The answer, more often than not, is that evidence-based decision-making is being confused with something simpler and considerably less useful: decision-based evidence-making.
Decision-based evidence-making is the practice of arriving at a conclusion first, through instinct, preference, political pressure, or momentum, and then assembling the evidence to support it. It is extraordinarily common. It is almost never acknowledged. And it produces the appearance of rigour without any of the substance.
The tell is in the process. In genuine evidence-based decision-making, the evidence shapes the conclusion. In its inverted form, the conclusion shapes which evidence gets presented, how it gets framed, and which inconvenient findings get quietly set aside.
Most leadership teams have sat through both kinds of process. They often look identical from the outside.

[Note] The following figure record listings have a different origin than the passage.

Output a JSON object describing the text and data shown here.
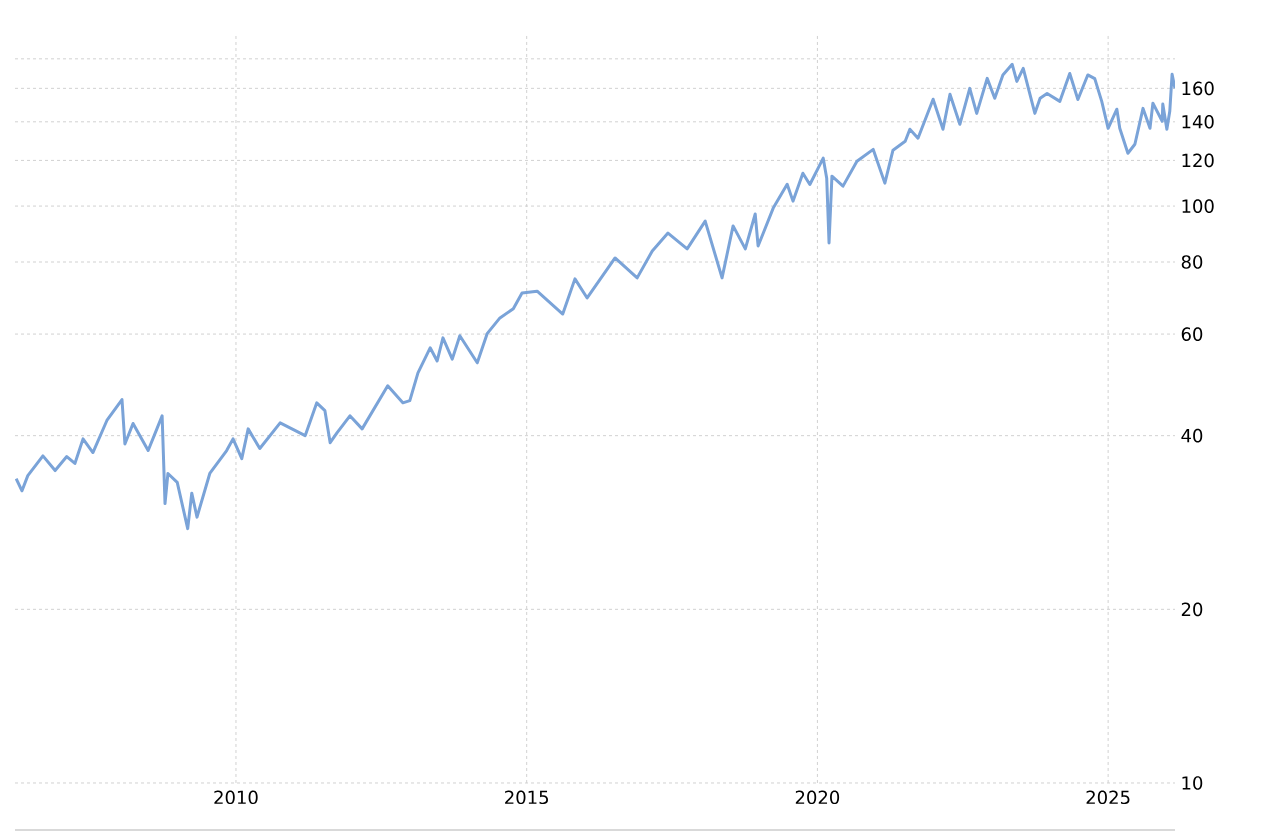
{
  "chart_data": {
    "type": "line",
    "log": true,
    "grid": true,
    "color": "#7aa3d8",
    "xlim": [
      2006.2,
      2026.15
    ],
    "ylim": [
      10,
      198
    ],
    "xticks": [
      2010,
      2015,
      2020,
      2025
    ],
    "yticks": [
      10,
      20,
      40,
      60,
      80,
      100,
      120,
      140,
      160,
      {
        "value": 180,
        "label": null
      }
    ],
    "x": [
      2006.22,
      2006.32,
      2006.42,
      2006.68,
      2006.89,
      2007.09,
      2007.23,
      2007.37,
      2007.54,
      2007.78,
      2008.04,
      2008.09,
      2008.23,
      2008.49,
      2008.64,
      2008.73,
      2008.78,
      2008.83,
      2008.99,
      2009.17,
      2009.24,
      2009.33,
      2009.55,
      2009.84,
      2009.95,
      2010.1,
      2010.21,
      2010.41,
      2010.76,
      2011.19,
      2011.39,
      2011.53,
      2011.62,
      2011.74,
      2011.96,
      2012.17,
      2012.61,
      2012.87,
      2012.99,
      2013.13,
      2013.34,
      2013.46,
      2013.56,
      2013.72,
      2013.85,
      2014.15,
      2014.32,
      2014.54,
      2014.77,
      2014.92,
      2015.18,
      2015.62,
      2015.83,
      2016.04,
      2016.52,
      2016.9,
      2017.16,
      2017.43,
      2017.76,
      2018.07,
      2018.36,
      2018.55,
      2018.76,
      2018.93,
      2018.98,
      2019.24,
      2019.48,
      2019.58,
      2019.75,
      2019.87,
      2020.1,
      2020.16,
      2020.2,
      2020.25,
      2020.44,
      2020.68,
      2020.96,
      2021.16,
      2021.3,
      2021.51,
      2021.59,
      2021.73,
      2021.99,
      2022.16,
      2022.28,
      2022.45,
      2022.62,
      2022.74,
      2022.92,
      2023.05,
      2023.19,
      2023.35,
      2023.43,
      2023.54,
      2023.74,
      2023.83,
      2023.95,
      2024.17,
      2024.34,
      2024.48,
      2024.65,
      2024.77,
      2024.89,
      2025.0,
      2025.15,
      2025.2,
      2025.34,
      2025.46,
      2025.6,
      2025.72,
      2025.77,
      2025.93,
      2025.94,
      2026.01,
      2026.06,
      2026.1,
      2026.15
    ],
    "values": [
      33.7,
      32.1,
      34.1,
      36.9,
      34.8,
      36.8,
      35.8,
      39.5,
      37.4,
      42.5,
      46.2,
      38.7,
      42.0,
      37.7,
      41.1,
      43.3,
      30.5,
      34.4,
      33.2,
      27.6,
      31.8,
      28.9,
      34.4,
      37.7,
      39.5,
      36.5,
      41.1,
      38.0,
      42.1,
      40.0,
      45.6,
      44.2,
      38.9,
      40.5,
      43.3,
      41.1,
      48.8,
      45.6,
      46.0,
      51.4,
      56.8,
      53.9,
      59.1,
      54.3,
      59.6,
      53.5,
      60.1,
      64.0,
      66.4,
      70.7,
      71.2,
      65.0,
      74.8,
      69.3,
      81.3,
      75.1,
      83.6,
      89.8,
      84.3,
      94.2,
      75.1,
      92.4,
      84.3,
      96.9,
      85.3,
      99.2,
      109.1,
      102.0,
      114.0,
      109.0,
      121.1,
      111.8,
      86.3,
      112.7,
      108.3,
      119.6,
      125.4,
      109.6,
      125.0,
      129.5,
      135.9,
      131.1,
      153.2,
      135.9,
      156.3,
      138.6,
      160.0,
      144.8,
      166.5,
      153.8,
      168.8,
      176.1,
      164.5,
      173.3,
      144.8,
      153.8,
      156.8,
      151.9,
      169.8,
      153.0,
      168.8,
      166.3,
      151.9,
      136.4,
      147.2,
      136.4,
      123.5,
      128.0,
      147.7,
      136.4,
      150.8,
      140.3,
      150.3,
      135.9,
      146.0,
      169.2,
      160.0
    ]
  }
}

They require the question to be set before the analysis begins. Not a preferred answer dressed up as a question, an actual question, to which multiple answers are genuinely possible. This sounds obvious. It is rarely done well.
They require the evidence against the preferred option to receive the same quality of attention as the evidence for it. This means actively looking for disconfirming information, not as a token exercise, but as a serious part of the process. What would have to be true for this to be the wrong decision? Is there evidence that those conditions exist?
They require someone in the room with the standing and the safety to say: *this analysis was designed to reach this conclusion.* That observation, made plainly and without apology, is one of the most valuable things that can happen in a decision-making process. It almost never happens spontaneously.
One of the clearest markers of a healthy evidence-based culture is what happens to dissent. Not aggressive or unconstructive dissent, but the considered, well-reasoned view that the evidence points in a different direction.
In organisations where evidence genuinely drives decisions, dissent is treated as information. It slows the process down just enough to test whether the consensus is real or manufactured. In organisations where it isn't, dissent is managed, acknowledged politely, and then set aside.
The question worth asking after any significant decision process: did the dissenting view receive a genuine hearing, or a performed one?
Evidence-based decision-making, done properly, is not about having more data or better analysis. It is about intellectual honesty at the moment when the evidence doesn't fully support what you want to do.
That moment arrives in almost every significant decision. The leaders who handle it well don't pretend it isn't happening. They name it, examine it, and make a conscious choice about how much weight to give the evidence versus other legitimate factors, judgement, timing, values, risk appetite.
That's a harder and more honest process than assembling a deck that points to the answer you've already chosen. It's also the only version that deserves to be called evidence-based.